Paulo César de Araújo, o autor do livro, descreve por dezenas de páginas a espantosa capacidade de absorção de reveses de Roberto Carlos.
Ele avançou de fracasso em fracasso, caindo uma vez e outra e mais outra, levantando-se só para cair de novo.
Roberto Carlos foi rejeitado por praticamente todas as rádios e gravadoras do Rio de Janeiro. Integrantes do grupo da Bossa Nova, como Roberto Menescal e Ronaldo Bôscoli, o rechaçaram sem piedade, mandando que ele, literalmente, procurasse outra turma.
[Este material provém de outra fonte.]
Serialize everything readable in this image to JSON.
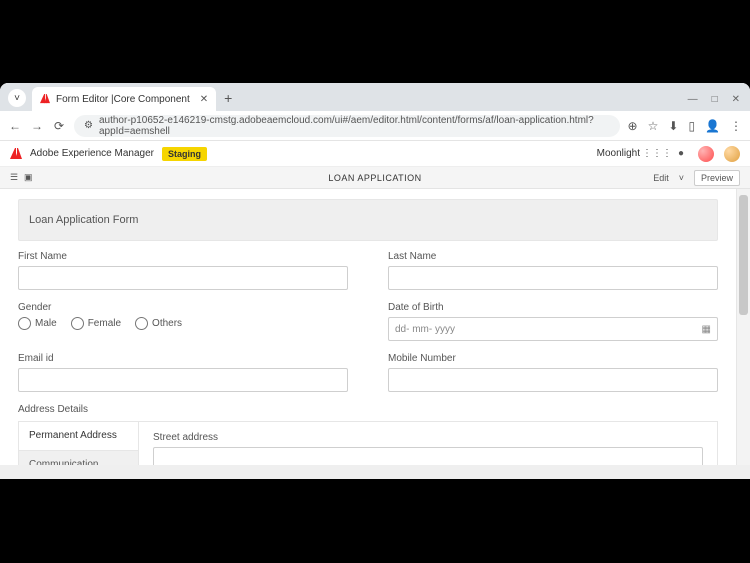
{
  "browser": {
    "tab_title": "Form Editor |Core Component",
    "url": "author-p10652-e146219-cmstg.adobeaemcloud.com/ui#/aem/editor.html/content/forms/af/loan-application.html?appId=aemshell"
  },
  "aem": {
    "product": "Adobe Experience Manager",
    "badge": "Staging",
    "profile": "Moonlight"
  },
  "pagebar": {
    "title": "LOAN APPLICATION",
    "edit": "Edit",
    "preview": "Preview"
  },
  "form": {
    "title": "Loan Application Form",
    "first_name": "First Name",
    "last_name": "Last Name",
    "gender": "Gender",
    "gender_opts": {
      "male": "Male",
      "female": "Female",
      "others": "Others"
    },
    "dob": "Date of Birth",
    "dob_placeholder": "dd- mm- yyyy",
    "email": "Email id",
    "mobile": "Mobile Number",
    "address_section": "Address Details",
    "addr_tabs": {
      "permanent": "Permanent Address",
      "communication": "Communication"
    },
    "street": "Street address"
  }
}
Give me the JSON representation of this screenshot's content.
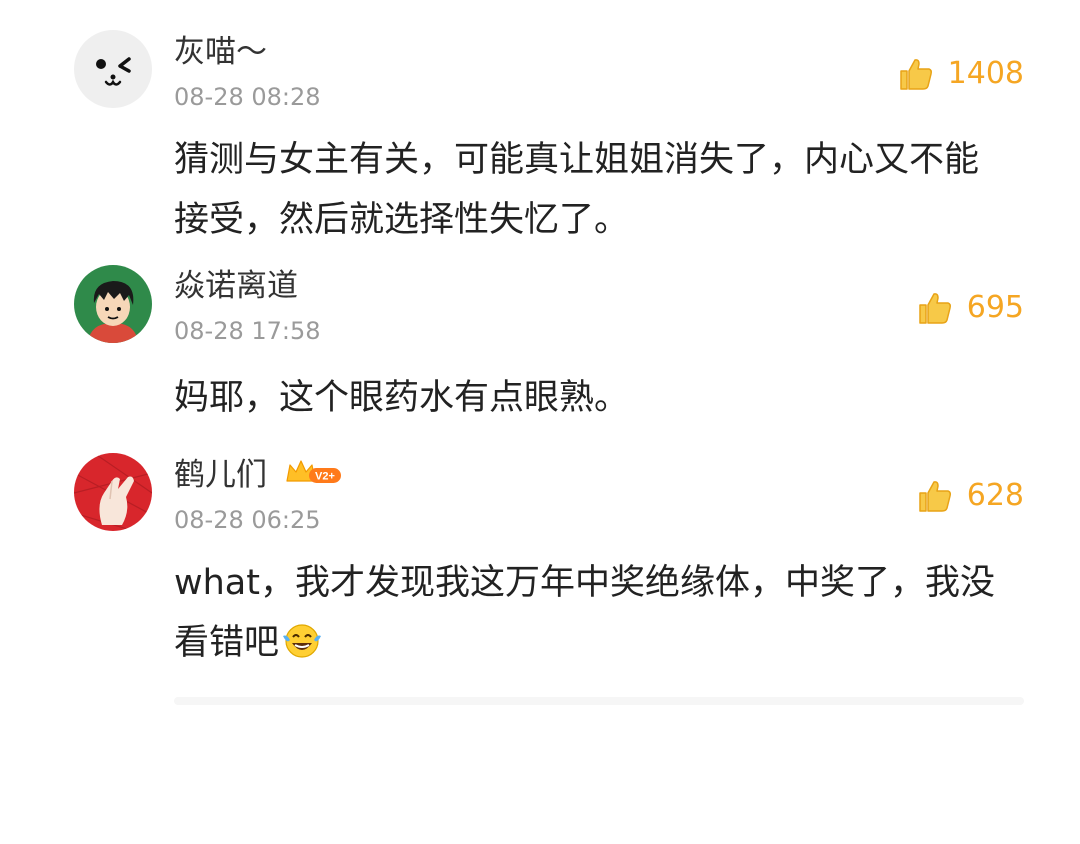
{
  "comments": [
    {
      "username": "灰喵～",
      "time": "08-28 08:28",
      "likes": "1408",
      "body": "猜测与女主有关，可能真让姐姐消失了，内心又不能接受，然后就选择性失忆了。",
      "avatar_icon": "white-cat-face-avatar"
    },
    {
      "username": "焱诺离道",
      "time": "08-28 17:58",
      "likes": "695",
      "body": "妈耶，这个眼药水有点眼熟。",
      "avatar_icon": "cartoon-boy-avatar"
    },
    {
      "username": "鹤儿们",
      "vip_badge": "V2+",
      "time": "08-28 06:25",
      "likes": "628",
      "body": "what，我才发现我这万年中奖绝缘体，中奖了，我没看错吧",
      "body_emoji": "laugh-cry-emoji",
      "avatar_icon": "finger-heart-avatar"
    }
  ],
  "colors": {
    "like_accent": "#f5a623",
    "username": "#333333",
    "time": "#9a9a9a",
    "body": "#222222"
  }
}
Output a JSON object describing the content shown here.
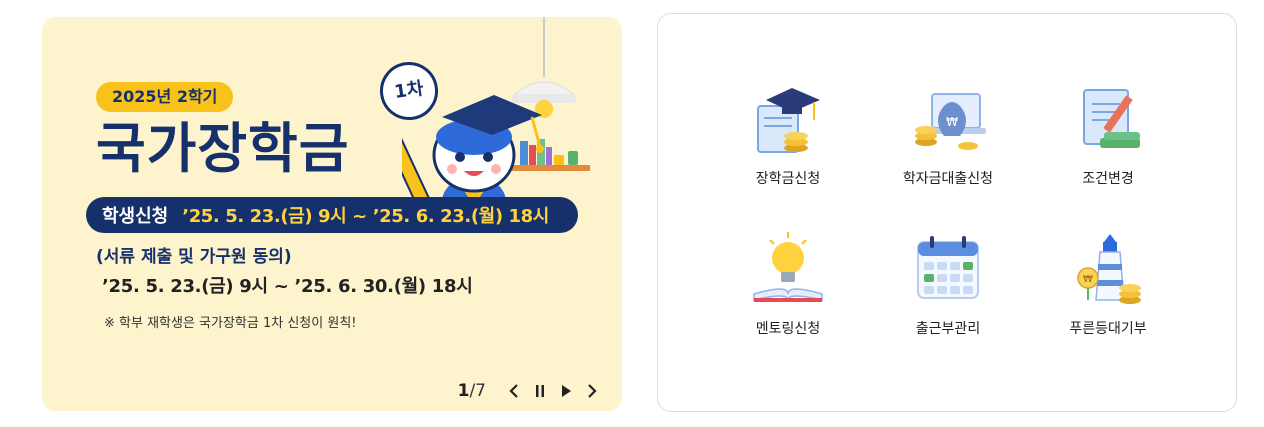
{
  "banner": {
    "semester": "2025년 2학기",
    "title": "국가장학금",
    "badge": "1차",
    "apply_label": "학생신청",
    "apply_date": "’25. 5. 23.(금) 9시 ~ ’25. 6. 23.(월) 18시",
    "doc_label": "(서류 제출 및 가구원 동의)",
    "doc_date": "’25. 5. 23.(금) 9시 ~ ’25. 6. 30.(월) 18시",
    "note": "※ 학부 재학생은 국가장학금 1차 신청이 원칙!",
    "pager_current": "1",
    "pager_total": "/7"
  },
  "quick_menu": {
    "items": [
      {
        "label": "장학금신청",
        "icon": "graduation-cap-certificate-icon"
      },
      {
        "label": "학자금대출신청",
        "icon": "money-bag-laptop-icon"
      },
      {
        "label": "조건변경",
        "icon": "document-pen-icon"
      },
      {
        "label": "멘토링신청",
        "icon": "lightbulb-book-icon"
      },
      {
        "label": "출근부관리",
        "icon": "calendar-icon"
      },
      {
        "label": "푸른등대기부",
        "icon": "lighthouse-coins-icon"
      }
    ]
  },
  "colors": {
    "navy": "#16306b",
    "yellow": "#f9c21a",
    "banner_bg": "#fdf3cc",
    "date_yellow": "#ffd33d"
  }
}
Sem dinheiro, o futuro Rei foi trabalhar como datilógrafo numa repartição pública e, nos finais de semana, cantava em circos, alguns com a lona furada. Em várias dessas apresentações circenses, Roberto cantava para menos de 10 pessoas. Numa dessas, como não havia amplificador, ele se valeu de um megafone para ser ouvido. Um dos homens da plateia, irritado com a falta de qualidade do show, atirou um mamão no cantor, atingindo-o em cheio no rosto.
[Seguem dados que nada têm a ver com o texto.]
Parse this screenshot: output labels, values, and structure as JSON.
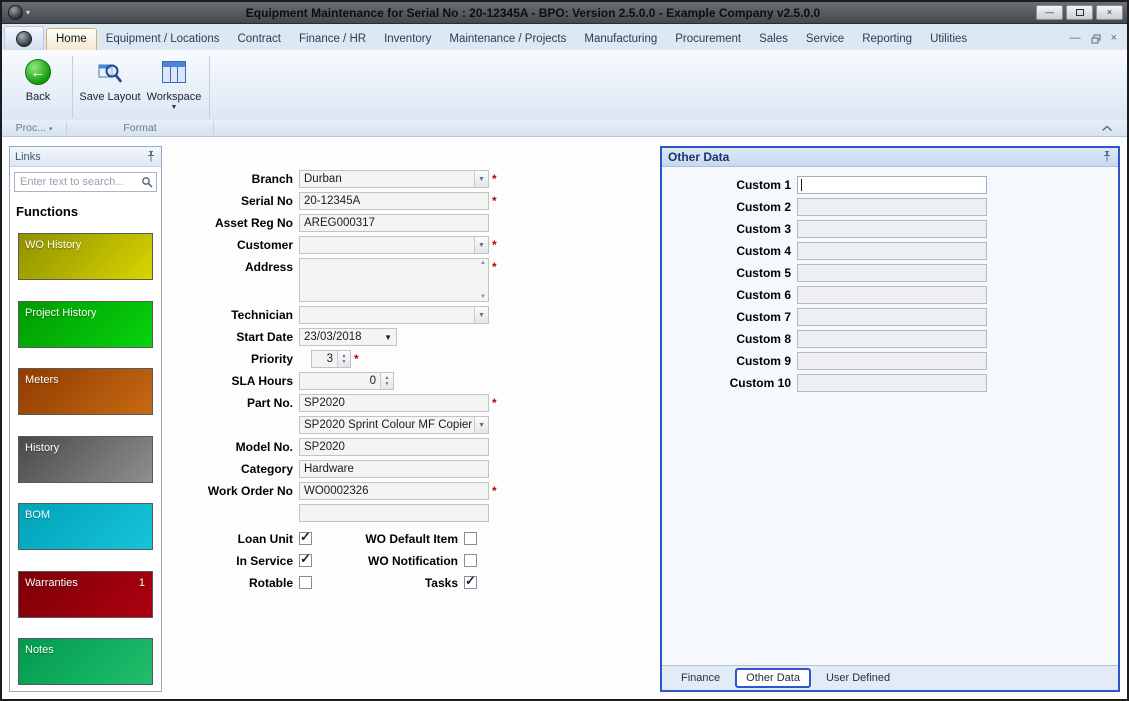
{
  "accent": {
    "highlight_blue": "#2f55c8",
    "required_red": "#c00000"
  },
  "icons": {
    "chevron_down": "▼",
    "chevron_up": "▲",
    "small_caret": "▾",
    "minimize": "—",
    "close": "×",
    "back_arrow": "←"
  },
  "titlebar": {
    "title": "Equipment Maintenance for Serial No : 20-12345A - BPO: Version 2.5.0.0 - Example Company v2.5.0.0"
  },
  "ribbon": {
    "tabs": [
      {
        "label": "Home"
      },
      {
        "label": "Equipment / Locations"
      },
      {
        "label": "Contract"
      },
      {
        "label": "Finance / HR"
      },
      {
        "label": "Inventory"
      },
      {
        "label": "Maintenance / Projects"
      },
      {
        "label": "Manufacturing"
      },
      {
        "label": "Procurement"
      },
      {
        "label": "Sales"
      },
      {
        "label": "Service"
      },
      {
        "label": "Reporting"
      },
      {
        "label": "Utilities"
      }
    ],
    "back_label": "Back",
    "save_layout_label": "Save Layout",
    "workspace_label": "Workspace",
    "group_process": "Proc...",
    "group_format": "Format"
  },
  "links_panel": {
    "title": "Links",
    "search_placeholder": "Enter text to search...",
    "heading": "Functions",
    "tiles": [
      {
        "label": "WO History",
        "color1": "#8f9000",
        "color2": "#d9d500",
        "badge": ""
      },
      {
        "label": "Project History",
        "color1": "#009b00",
        "color2": "#06d40e",
        "badge": ""
      },
      {
        "label": "Meters",
        "color1": "#8f3c00",
        "color2": "#c86a14",
        "badge": ""
      },
      {
        "label": "History",
        "color1": "#4a4a4a",
        "color2": "#8f8f8f",
        "badge": ""
      },
      {
        "label": "BOM",
        "color1": "#00a2ba",
        "color2": "#17c4d8",
        "badge": ""
      },
      {
        "label": "Warranties",
        "color1": "#7c0006",
        "color2": "#ae0010",
        "badge": "1"
      },
      {
        "label": "Notes",
        "color1": "#009a4e",
        "color2": "#22bf6e",
        "badge": ""
      }
    ]
  },
  "form": {
    "required_marker": "*",
    "rows": [
      {
        "label": "Branch",
        "value": "Durban"
      },
      {
        "label": "Serial No",
        "value": "20-12345A"
      },
      {
        "label": "Asset Reg No",
        "value": "AREG000317"
      },
      {
        "label": "Customer",
        "value": ""
      },
      {
        "label": "Address",
        "value": ""
      },
      {
        "label": "Technician",
        "value": ""
      },
      {
        "label": "Start Date",
        "value": "23/03/2018"
      },
      {
        "label": "Priority",
        "value": "3"
      },
      {
        "label": "SLA Hours",
        "value": "0"
      },
      {
        "label": "Part No.",
        "value": "SP2020"
      },
      {
        "label": "",
        "value": "SP2020 Sprint Colour MF Copier"
      },
      {
        "label": "Model No.",
        "value": "SP2020"
      },
      {
        "label": "Category",
        "value": "Hardware"
      },
      {
        "label": "Work Order No",
        "value": "WO0002326"
      },
      {
        "label": "",
        "value": ""
      }
    ],
    "checkboxes": [
      {
        "label": "Loan Unit",
        "checked": true,
        "mark": "✓"
      },
      {
        "label": "WO Default Item",
        "checked": false,
        "mark": ""
      },
      {
        "label": "In Service",
        "checked": true,
        "mark": "✓"
      },
      {
        "label": "WO Notification",
        "checked": false,
        "mark": ""
      },
      {
        "label": "Rotable",
        "checked": false,
        "mark": ""
      },
      {
        "label": "Tasks",
        "checked": true,
        "mark": "✓"
      }
    ]
  },
  "other_data_panel": {
    "title": "Other Data",
    "fields": [
      {
        "label": "Custom 1",
        "value": ""
      },
      {
        "label": "Custom 2",
        "value": ""
      },
      {
        "label": "Custom 3",
        "value": ""
      },
      {
        "label": "Custom 4",
        "value": ""
      },
      {
        "label": "Custom 5",
        "value": ""
      },
      {
        "label": "Custom 6",
        "value": ""
      },
      {
        "label": "Custom 7",
        "value": ""
      },
      {
        "label": "Custom 8",
        "value": ""
      },
      {
        "label": "Custom 9",
        "value": ""
      },
      {
        "label": "Custom 10",
        "value": ""
      }
    ],
    "tabs": [
      {
        "label": "Finance",
        "active": false
      },
      {
        "label": "Other Data",
        "active": true
      },
      {
        "label": "User Defined",
        "active": false
      }
    ]
  }
}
O sucesso que Roberto tanto procurava só foi chegar com o lançamento do programa da Jovem Guarda na TV. Ainda assim, ele foi a quarta opção dos diretores da emissora!
Roberto Carlos passou por tudo isso praticamente sem reclamar e sem se deixar seduzir pela amargura, com um bom humor e um otimismo quase que inexplicáveis. A vitória de Roberto Carlos foi improvável e só aconteceu por insistência, só aconteceu porque ele queria muito.
É uma lição de resiliência. E é assim que tem de ser. Confinamento? Medo do vírus? Da falência da economia? Não se abale.
Siga em frente e siga sorrindo. Talvez, um dia, você se transforme em rei.